Si fa fatica, quando le si sta vicino per lungo tempo come abbiamo fatto noi nel salotto dove ci ha ricevuto a reggere il suo sguardo: diretto, incisivo, quasi a tenere con forza gli occhi, il cuore e la mente dell'interlocutore.
Al mio grazie per il suo grande impegno ha risposto “Siamo solo agli inizi”; alla nostra richiesta di invitare giovani in Italia “Molto bene, purché tornino nel mio Paese ad aiutarci”. Infine un passaggio veloce ma incisivo sulla vitalità della nostra democrazia parlamentare, come a dire che è nell'attuale Costituzione birmana in mano ai militari che vi è il vero cuore del problema.

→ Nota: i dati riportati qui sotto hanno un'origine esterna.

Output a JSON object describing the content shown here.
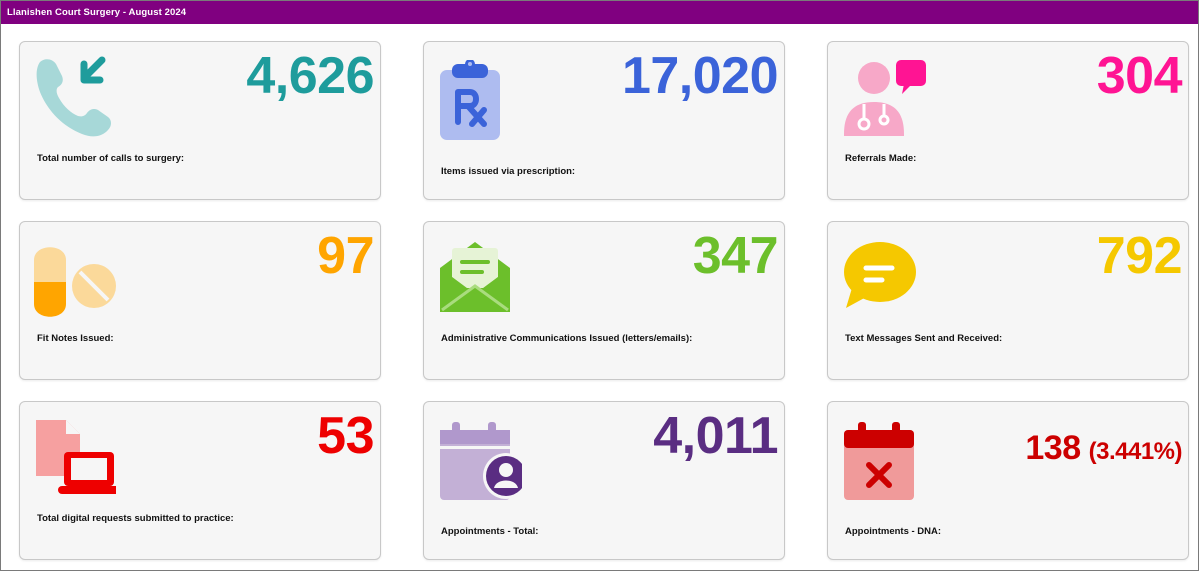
{
  "title": "Llanishen Court Surgery - August 2024",
  "cards": [
    {
      "value": "4,626",
      "label": "Total number of calls to surgery:",
      "color": "#1e9c9c",
      "icon": "phone-incoming-icon"
    },
    {
      "value": "17,020",
      "label": "Items issued via prescription:",
      "color": "#3b63d9",
      "icon": "prescription-clipboard-icon"
    },
    {
      "value": "304",
      "label": "Referrals Made:",
      "color": "#ff1493",
      "icon": "doctor-chat-icon"
    },
    {
      "value": "97",
      "label": "Fit Notes Issued:",
      "color": "#ffa500",
      "icon": "pills-icon"
    },
    {
      "value": "347",
      "label": "Administrative Communications Issued (letters/emails):",
      "color": "#6cbf2b",
      "icon": "open-envelope-icon"
    },
    {
      "value": "792",
      "label": "Text Messages Sent and Received:",
      "color": "#f5c800",
      "icon": "speech-bubble-icon"
    },
    {
      "value": "53",
      "label": "Total digital requests submitted to practice:",
      "color": "#ee0000",
      "icon": "document-laptop-icon"
    },
    {
      "value": "4,011",
      "label": "Appointments - Total:",
      "color": "#5a2d82",
      "icon": "calendar-user-icon"
    },
    {
      "value": "138",
      "value_extra": "(3.441%)",
      "label": "Appointments - DNA:",
      "color": "#cc0000",
      "icon": "calendar-cross-icon"
    }
  ]
}
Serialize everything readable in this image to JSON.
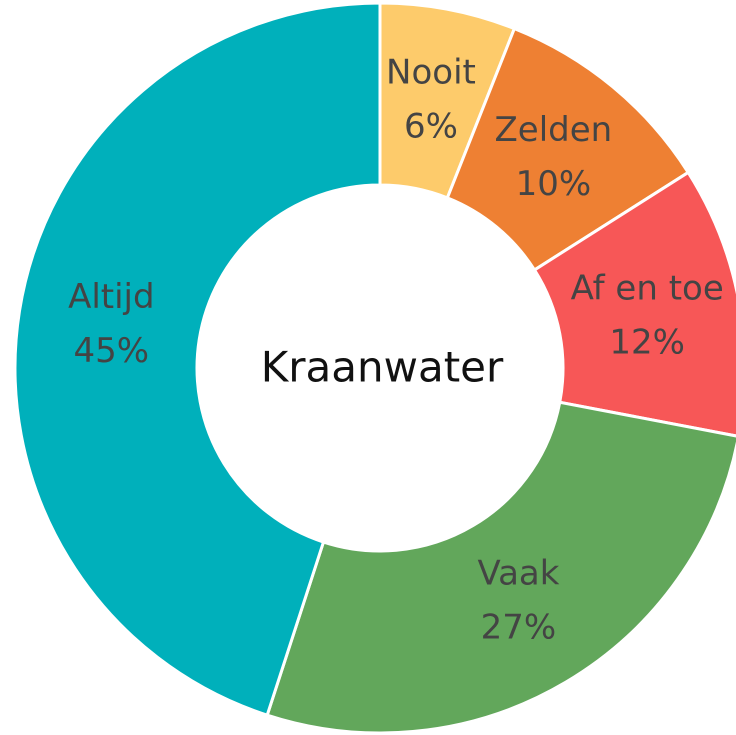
{
  "chart_data": {
    "type": "donut",
    "title": "Kraanwater",
    "categories": [
      "Nooit",
      "Zelden",
      "Af en toe",
      "Vaak",
      "Altijd"
    ],
    "values": [
      6,
      10,
      12,
      27,
      45
    ],
    "value_labels": [
      "6%",
      "10%",
      "12%",
      "27%",
      "45%"
    ],
    "colors": [
      "#fdcb6b",
      "#ee8033",
      "#f75757",
      "#62a75b",
      "#00b0bb"
    ]
  }
}
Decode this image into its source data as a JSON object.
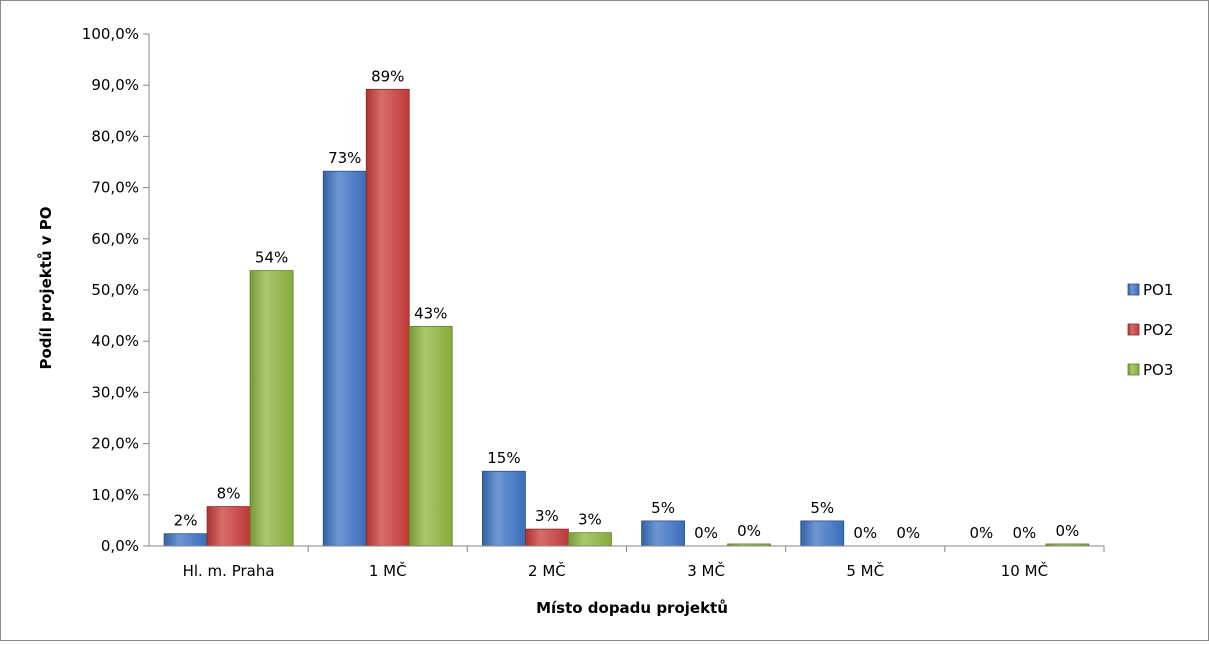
{
  "chart_data": {
    "type": "bar",
    "title": "",
    "xlabel": "Místo dopadu projektů",
    "ylabel": "Podíl projektů v PO",
    "ylim": [
      0,
      100
    ],
    "y_ticks": [
      "0,0%",
      "10,0%",
      "20,0%",
      "30,0%",
      "40,0%",
      "50,0%",
      "60,0%",
      "70,0%",
      "80,0%",
      "90,0%",
      "100,0%"
    ],
    "categories": [
      "Hl. m. Praha",
      "1 MČ",
      "2 MČ",
      "3 MČ",
      "5 MČ",
      "10 MČ"
    ],
    "series": [
      {
        "name": "PO1",
        "color": "#3C73C4",
        "values": [
          2.4,
          73.2,
          14.6,
          4.9,
          4.9,
          0
        ],
        "labels": [
          "2%",
          "73%",
          "15%",
          "5%",
          "5%",
          "0%"
        ]
      },
      {
        "name": "PO2",
        "color": "#C83C3A",
        "values": [
          7.7,
          89.2,
          3.3,
          0,
          0,
          0
        ],
        "labels": [
          "8%",
          "89%",
          "3%",
          "0%",
          "0%",
          "0%"
        ]
      },
      {
        "name": "PO3",
        "color": "#8DB43E",
        "values": [
          53.8,
          42.9,
          2.6,
          0.4,
          0,
          0.4
        ],
        "labels": [
          "54%",
          "43%",
          "3%",
          "0%",
          "0%",
          "0%"
        ]
      }
    ],
    "legend_position": "right",
    "grid": false
  }
}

Ci siamo lasciati a malincuore. Ci ha accompagnato fino alla porta e salutato, quasi a comunicarci il suo desiderio di ritrovarci e di non lasciarla sola. Ha abbracciato la senatrice Soliani come se la conoscesse da molti anni. Ci ha lasciato senza parole ma con il cuore pieno di riconoscenza e con la volontà di non abbandonarla in questa incredibile impresa nel cuore dell'Asia.
Molti commentatori stranieri negli ultimi tempi avanzano critiche nei suoi confronti, accusandola di calcolati silenzi sulle minoranze perseguitate e su vicinanze troppo strette con gli stessi militari. Non sono mancati momenti di contestazione aperta per le sue prese di posizione su controversie, sorte in zone di lavori e di terre rubate ai poveri contadini.
Se c'è una cosa che abbiamo imparato in questo viaggio, è quella che ogni lettura decontestualizzata risulta essere deformata e parziale.
Solo chi come noi ha avuto la fortuna di andare nel Paese occupando tutto il tempo a disposizione per incontrare le parti in causa, può timidamente dire qualche cosa, nel pieno e assoluto rispetto di una donna, oggi leader politica, che ha vissuto e percorso strade dolorose e molto impegnative per qualsiasi essere umano.
Poteva ritirarsi? Non era nel suo progetto di vita. Guardandola da vicino lo si capisce benissimo.
Nel 2015 ci saranno le elezioni generali. Anche per noi amici della Birmania, inizia oggi il grande lavoro di una fruttuosa vicinanza ad Aung San Suu Kyi e al suo Paese.